Le PECS a été validé dès l'âge de dix-huit mois, et peut être amorcé à tout âge de la vie. [réf. nécessaire]

[modifier] Interventions comportementales et cognitives

D'après ses partisans, l'intervention comportementale est très efficace pour traiter les troubles du comportement, qui sont très souvent présents dans l'autisme. L'intervention consiste habituellement à remplacer un comportement inadéquat par un autre, adéquat. On intervient sur le comportement lui-même et/ou sur les causes du comportement.

Il est démontré aujourd'hui que les personnes atteintes d’autisme ayant bénéficié d’une éducation structurée sont plus autonomes, moins médicamentées et plus intégrées dans la société que celles qui n'y ont pas eu accès[5].

[modifier] Programme A.B.A.

L'A.B.A. (Applied Behavioral Analysis, ou analyse appliquée du comportement) est une approche éducative inspirée du béhaviorisme et créée par Ivar Lovaas aux États-Unis dans les années 1960. Elle consiste en une analyse du comportement, associée à une intervention intensive visant à obtenir la meilleure intégration dans la société par l'augmentation des comportements jugés adaptés, et la diminution des comportements jugés inadaptés (voir conditionnement opérant).

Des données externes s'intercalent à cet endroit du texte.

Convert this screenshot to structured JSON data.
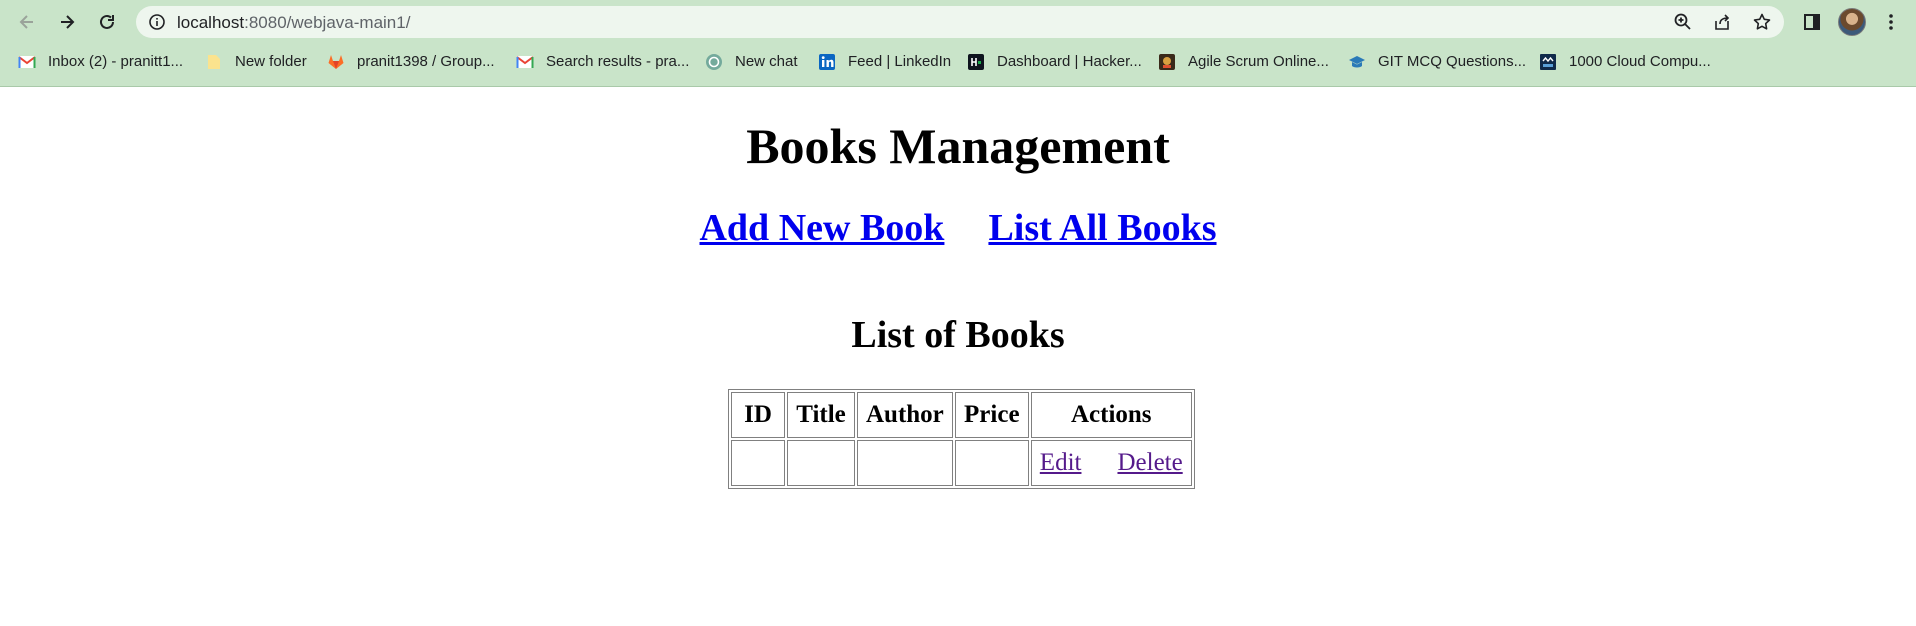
{
  "browser": {
    "url_host": "localhost",
    "url_path": ":8080/webjava-main1/",
    "bookmarks": [
      {
        "label": "Inbox (2) - pranitt1...",
        "icon": "gmail-icon"
      },
      {
        "label": "New folder",
        "icon": "folder-icon"
      },
      {
        "label": "pranit1398 / Group...",
        "icon": "gitlab-icon"
      },
      {
        "label": "Search results - pra...",
        "icon": "gmail-icon"
      },
      {
        "label": "New chat",
        "icon": "chatgpt-icon"
      },
      {
        "label": "Feed | LinkedIn",
        "icon": "linkedin-icon"
      },
      {
        "label": "Dashboard | Hacker...",
        "icon": "hackerrank-icon"
      },
      {
        "label": "Agile Scrum Online...",
        "icon": "scrum-icon"
      },
      {
        "label": "GIT MCQ Questions...",
        "icon": "mcq-icon"
      },
      {
        "label": "1000 Cloud Compu...",
        "icon": "sanfoundry-icon"
      }
    ]
  },
  "page": {
    "title": "Books Management",
    "nav": {
      "add_label": "Add New Book",
      "list_label": "List All Books"
    },
    "list_title": "List of Books",
    "table": {
      "headers": [
        "ID",
        "Title",
        "Author",
        "Price",
        "Actions"
      ],
      "rows": [
        {
          "id": "",
          "title": "",
          "author": "",
          "price": "",
          "edit_label": "Edit",
          "delete_label": "Delete"
        }
      ]
    }
  },
  "colors": {
    "chrome_bg": "#c9e4c9",
    "link": "#0000ee",
    "visited_link": "#551a8b"
  }
}
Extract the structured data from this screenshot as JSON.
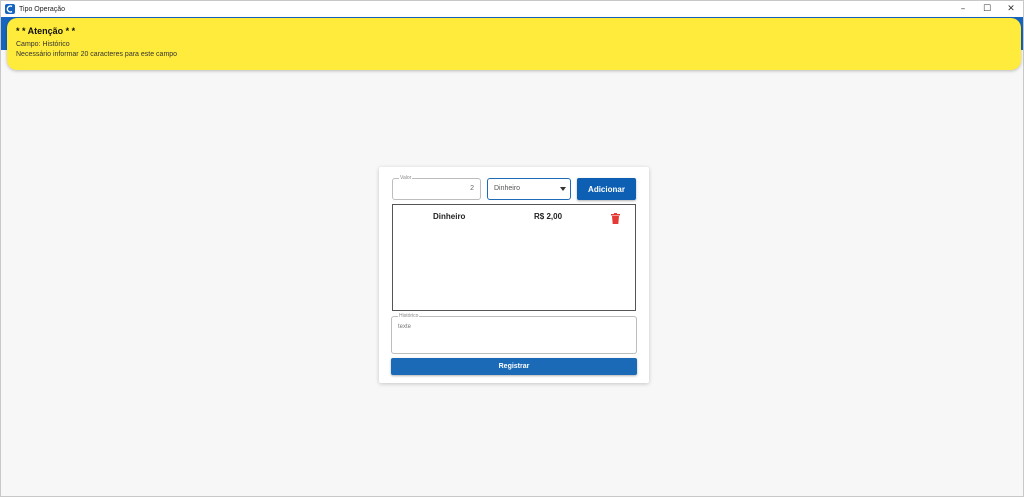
{
  "window": {
    "title": "Tipo Operação",
    "controls": {
      "minimize": "–",
      "maximize": "☐",
      "close": "✕"
    }
  },
  "alert": {
    "title": "* * Atenção * *",
    "field_line": "Campo: Histórico",
    "message_line": "Necessário informar 20 caracteres para este campo",
    "background": "#ffeb3b"
  },
  "form": {
    "valor": {
      "label": "Valor",
      "value": "2"
    },
    "payment_select": {
      "value": "Dinheiro"
    },
    "add_label": "Adicionar",
    "items": [
      {
        "name": "Dinheiro",
        "amount": "R$ 2,00",
        "icon": "trash-icon"
      }
    ],
    "historico": {
      "label": "Histórico",
      "value": "texte"
    },
    "register_label": "Registrar"
  },
  "colors": {
    "primary": "#1565c0",
    "button": "#0d5fb3",
    "delete": "#e53935"
  }
}
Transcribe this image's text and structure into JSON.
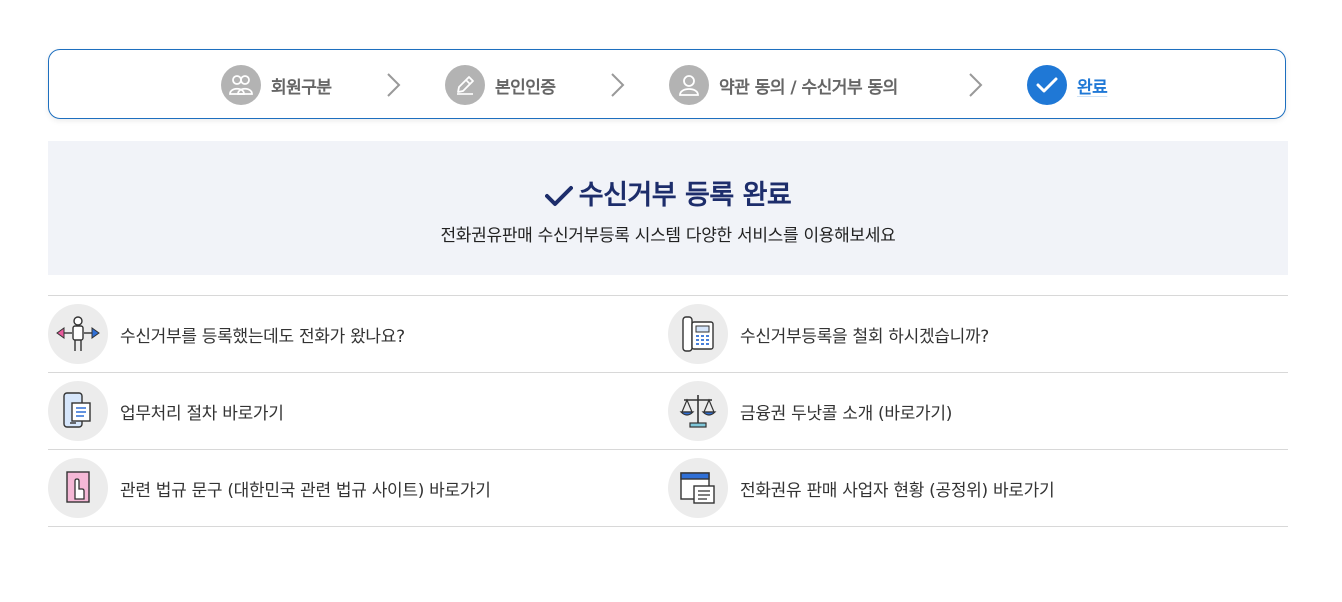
{
  "steps": [
    {
      "label": "회원구분",
      "icon": "users-icon",
      "active": false
    },
    {
      "label": "본인인증",
      "icon": "pencil-icon",
      "active": false
    },
    {
      "label": "약관 동의 / 수신거부 동의",
      "icon": "user-icon",
      "active": false
    },
    {
      "label": "완료",
      "icon": "check-icon",
      "active": true
    }
  ],
  "banner": {
    "title": "수신거부 등록 완료",
    "subtitle": "전화권유판매 수신거부등록 시스템 다양한 서비스를 이용해보세요"
  },
  "links": {
    "left": [
      {
        "label": "수신거부를 등록했는데도 전화가 왔나요?",
        "icon": "person-arrows-icon"
      },
      {
        "label": "업무처리 절차 바로가기",
        "icon": "mobile-document-icon"
      },
      {
        "label": "관련 법규 문구 (대한민국 관련 법규 사이트) 바로가기",
        "icon": "hand-pointer-icon"
      }
    ],
    "right": [
      {
        "label": "수신거부등록을 철회 하시겠습니까?",
        "icon": "telephone-icon"
      },
      {
        "label": "금융권 두낫콜 소개 (바로가기)",
        "icon": "scale-icon"
      },
      {
        "label": "전화권유 판매 사업자 현황 (공정위) 바로가기",
        "icon": "window-list-icon"
      }
    ]
  },
  "colors": {
    "accent": "#1f78d6",
    "step_inactive": "#b3b3b3",
    "banner_bg": "#f1f3f8",
    "banner_title": "#1d2d6b"
  }
}
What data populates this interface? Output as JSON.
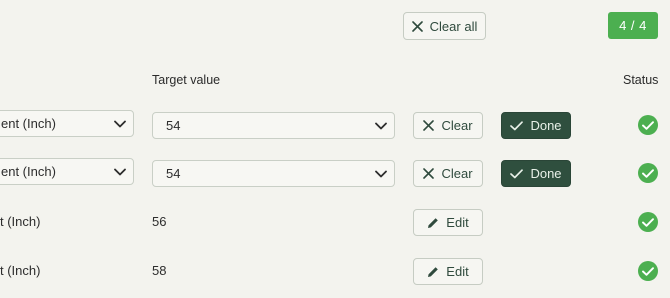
{
  "toolbar": {
    "clear_all_label": "Clear all",
    "counter": "4 / 4"
  },
  "headers": {
    "target_value": "Target value",
    "status": "Status"
  },
  "rows": [
    {
      "unit": "ent (Inch)",
      "target": "54",
      "action": "Clear",
      "done": "Done",
      "status": "check-icon"
    },
    {
      "unit": "ent (Inch)",
      "target": "54",
      "action": "Clear",
      "done": "Done",
      "status": "check-icon"
    },
    {
      "unit": "t (Inch)",
      "target": "56",
      "action": "Edit",
      "status": "check-icon"
    },
    {
      "unit": "t (Inch)",
      "target": "58",
      "action": "Edit",
      "status": "check-icon"
    }
  ],
  "colors": {
    "accent_green": "#4caf50",
    "done_button": "#2f4f3e",
    "background": "#f3f3ee"
  }
}
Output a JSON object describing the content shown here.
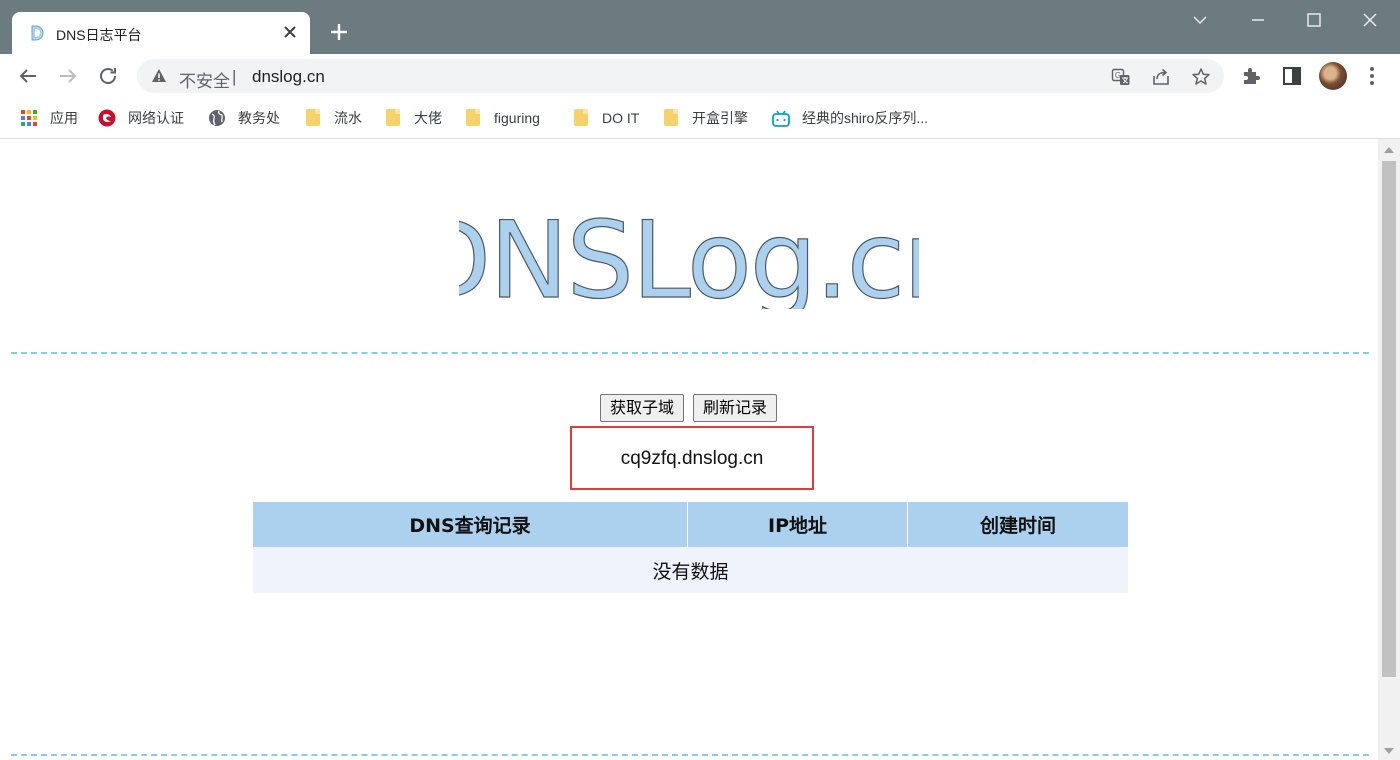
{
  "tab": {
    "title": "DNS日志平台"
  },
  "address_bar": {
    "security": "不安全",
    "url": "dnslog.cn"
  },
  "bookmarks": [
    {
      "label": "应用",
      "icon": "apps-grid-icon"
    },
    {
      "label": "网络认证",
      "icon": "red-logo-icon"
    },
    {
      "label": "教务处",
      "icon": "globe-icon"
    },
    {
      "label": "流水",
      "icon": "folder-icon"
    },
    {
      "label": "大佬",
      "icon": "folder-icon"
    },
    {
      "label": "figuring",
      "icon": "folder-icon"
    },
    {
      "label": "DO IT",
      "icon": "folder-icon"
    },
    {
      "label": "开盒引擎",
      "icon": "folder-icon"
    },
    {
      "label": "经典的shiro反序列...",
      "icon": "bilibili-icon"
    }
  ],
  "page": {
    "logo_text": "DNSLog.cn",
    "buttons": {
      "get_subdomain": "获取子域",
      "refresh": "刷新记录"
    },
    "subdomain": "cq9zfq.dnslog.cn",
    "table": {
      "headers": [
        "DNS查询记录",
        "IP地址",
        "创建时间"
      ],
      "empty_message": "没有数据"
    }
  },
  "colors": {
    "title_bar": "#6b7b80",
    "logo_fill": "#acd1ee",
    "divider": "#87cde6",
    "highlight_box": "#e03d3d",
    "table_header": "#acd1ee",
    "table_row": "#eef3fc"
  }
}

L'A.B.A se fonde sur les lois du comportement humain mises en évidence par la science des comportements. Les études sur les comportements montrent qu'un comportement est conditionné principalement par les conséquences qui surviennent juste après que celui ci soit émis. C'est la nature même des conséquences du comportement qui encouragera ou découragera la personne à le reproduire ultérieurement, dans des conditions similaires. L'analyse des conséquences directes d'un comportement permettent d'en comprendre la fonction, c'est-à-dire de comprendre quel était le but de ce comportement ; les analystes peuvent alors l'encourager ou le décourager à se reproduire en jouant sur la nature de ses conséquences.

Les résultats obtenus initialement par Lovaas, et confirmés ensuite par d'autres études[6] relatent que 50 % des enfants – lesquels avaient moins de trois ans au départ – ayant suivi le programme durant deux ou trois ans, ont pu ensuite poursuivre leur cursus scolaire sans aide, en ayant un fonctionnement indiscernable de celui des enfants non atteints de troubles autistiques.

Pour qu'un programme A.B.A. soit efficace, ses promoteurs donnent les deux conditions suivantes. D'abord, il doit être intensif, à raison de trente à quarante heures par semaine. Ensuite, il doit être mené par une équipe éducative (dont les parents sont partie intégrante) formée et intervenant de la même façon, dans le cadre d'un programme individualisé bien défini. De plus, le pronostic est d'autant meilleur que le programme A.B.A. est commencé tôt.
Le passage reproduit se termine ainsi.